A tragédia que interrompeu um fenômeno meteórico, mas não apagou sua história

Há exatos 30 anos, em 2 de março de 1996, o Brasil parava diante de uma das maiores tragédias da música nacional. Um acidente aéreo na Serra da Cantareira tirava a vida de todos os integrantes dos Mamonas Assassinas, justamente no auge de um sucesso meteórico que transformou cinco jovens irreverentes em um verdadeiro fenômeno cultural.

O vocalista Dinho tinha apenas 24 anos. O guitarrista Bento Hinoto, 25. O baixista Samuel Reoli, 22. O baterista Sergio Reoli, 26. E o tecladista Julio Rasec, 28 anos. Jovens, talentosos e donos de uma energia contagiante que conquistou o Brasil inteiro em poucos meses.

Com apenas um álbum lançado, o grupo quebrou padrões, misturou rock com humor escrachado e transformou irreverência em linguagem popular.

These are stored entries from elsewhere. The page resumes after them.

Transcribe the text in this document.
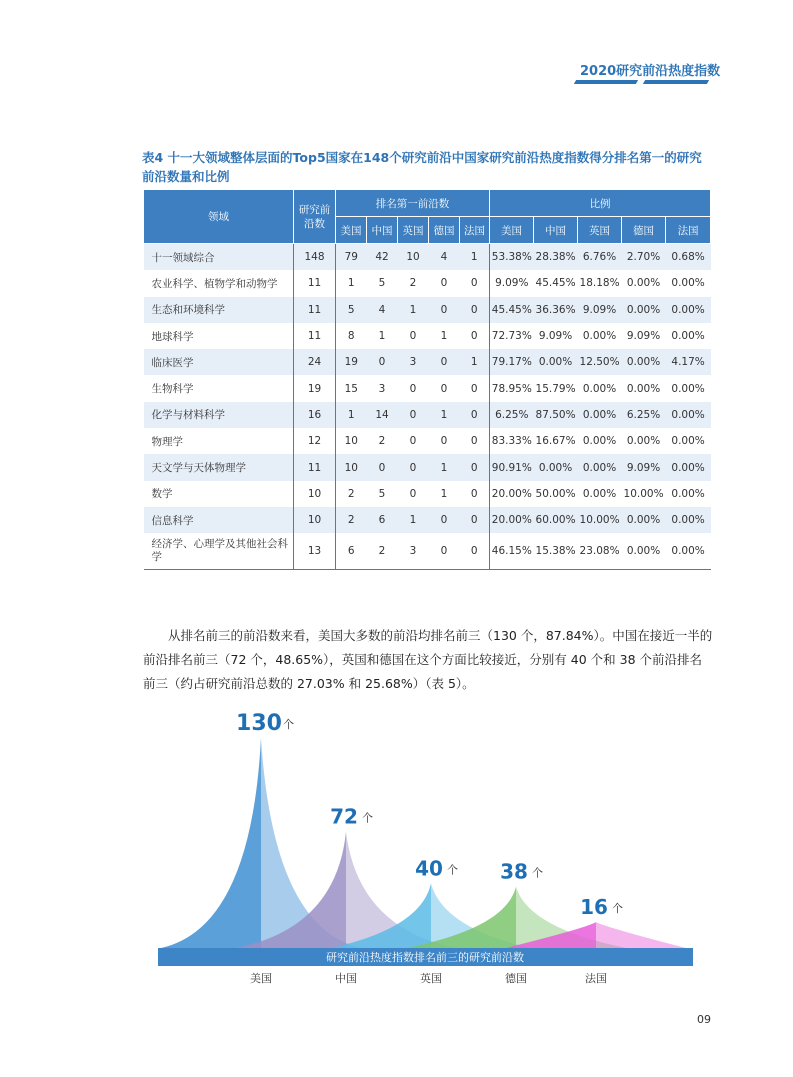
2020研究前沿热度指数
表4 十一大领域整体层面的Top5国家在148个研究前沿中国家研究前沿热度指数得分排名第一的研究前沿数量和比例
领域	研究前沿数	排名第一前沿数					比例				
		美国	中国	英国	德国	法国	美国	中国	英国	德国	法国
十一领域综合	148	79	42	10	4	1	53.38%	28.38%	6.76%	2.70%	0.68%
农业科学、植物学和动物学	11	1	5	2	0	0	9.09%	45.45%	18.18%	0.00%	0.00%
生态和环境科学	11	5	4	1	0	0	45.45%	36.36%	9.09%	0.00%	0.00%
地球科学	11	8	1	0	1	0	72.73%	9.09%	0.00%	9.09%	0.00%
临床医学	24	19	0	3	0	1	79.17%	0.00%	12.50%	0.00%	4.17%
生物科学	19	15	3	0	0	0	78.95%	15.79%	0.00%	0.00%	0.00%
化学与材料科学	16	1	14	0	1	0	6.25%	87.50%	0.00%	6.25%	0.00%
物理学	12	10	2	0	0	0	83.33%	16.67%	0.00%	0.00%	0.00%
天文学与天体物理学	11	10	0	0	1	0	90.91%	0.00%	0.00%	9.09%	0.00%
数学	10	2	5	0	1	0	20.00%	50.00%	0.00%	10.00%	0.00%
信息科学	10	2	6	1	0	0	20.00%	60.00%	10.00%	0.00%	0.00%
经济学、心理学及其他社会科学	13	6	2	3	0	0	46.15%	15.38%	23.08%	0.00%	0.00%
从排名前三的前沿数来看，美国大多数的前沿均排名前三（130 个，87.84%）。中国在接近一半的前沿排名前三（72 个，48.65%），英国和德国在这个方面比较接近，分别有 40 个和 38 个前沿排名前三（约占研究前沿总数的 27.03% 和 25.68%）（表 5）。
研究前沿热度指数排名前三的研究前沿数
130 个
美国
72 个
中国
40 个
英国
38 个
德国
16 个
法国
09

Lotou shows, dominou programas de TV, liderou vendas e mostrou que era possível fazer o país rir, cantar e celebrar ao mesmo tempo.

Três décadas depois, a dor da perda ainda ecoa na memória dos fãs, mas o legado permanece vivo. As músicas continuam atravessando gerações, reafirmando que, mesmo com uma trajetória breve, os Mamonas Assassinas conquistaram um lugar definitivo na história do rock brasileiro.